For my birthday and
Christmas gifts, Andrew is giving me 21 bumps of Crown Mountain Superwash
merino roving. If you’ve been reading the blog this last year, you’ve seen bump
after bump turn into yarn, and eventually socks. When the new colors went up, I
used every last ounce of resistance that I had, and when the Minions ordered
theirs, I did not order a single bump.
Two days later, while I was
driving home, I was listening to Lime and Violet, and they were talking about
doing a co-op order. The Minions had placed an order large enough to get
halfway there- mine would get us to about 80% of the total. I got on the phone
with Klaus IMMEDIATELY, and got working on what we needed to do to qualify for
the co-op pricing.
I’ll say right now that I
think he’s much more accommodating than I would be (in his shoes). I made it easy
for him, and placed one giant order, had him ship everything to my house (or
headquarters for the local wool cartel), did some math, entered it in a
spreadsheet, sent e-mails, and played wool fairy. Playing wool fairy was the
best part.
Getting back to the topic at
hand, at some point this last year, my two-ply became too thin to
(realistically) knit socks with, so I transitioned over to 3-ply. 3-ply yarns
are rounder and look more like “real” yarn. It made the color transitions much
more subtle, which is different (not good or bad, necessarily), and I think
that the 3-ply socks are wearing a little better.
My last bump of Crown Mountain
(Wild Thing) turned into a light fingering weight. That’s three plies of the
wool and one ply of silk. I have shown myself that I can spin very fine yarn.
The sick thing is that I LIKE it. It looks even real-ER than just 3-ply.
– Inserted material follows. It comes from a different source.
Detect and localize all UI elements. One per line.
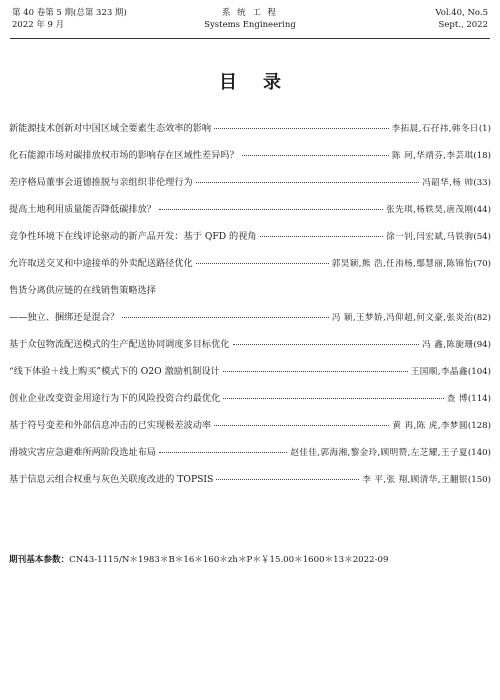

I’ve been spinning the Twist
and Shout at that same, very fine weight on the Victoria, and I started a
sweater spinning project on the Schacht.
(One ply of the Twist and Shout)

(This is the roving for the sweater.)

By force of whorl and will, I think
the yarn for that sweater will be a light worsted weight 3-ply.
Here’s the question: Now
that I have better control of how my yarn comes out, should I spin it a little
thicker and 2-ply it, do a slightly lighter 3-ply, or continue on with my
current insanity?
I worry that if I change
what I’m doing, I’ll look back on the yarn and be annoyed that I didn’t do the
other two options, because CLEARLY those were better ideas. I have AMAZING
powers of hindsight. With the generous 8.5 ounces, I could do both. It just
requires a little more math.
You know how I love the
math. There may also be an Excel spreadsheet, for added nerd points.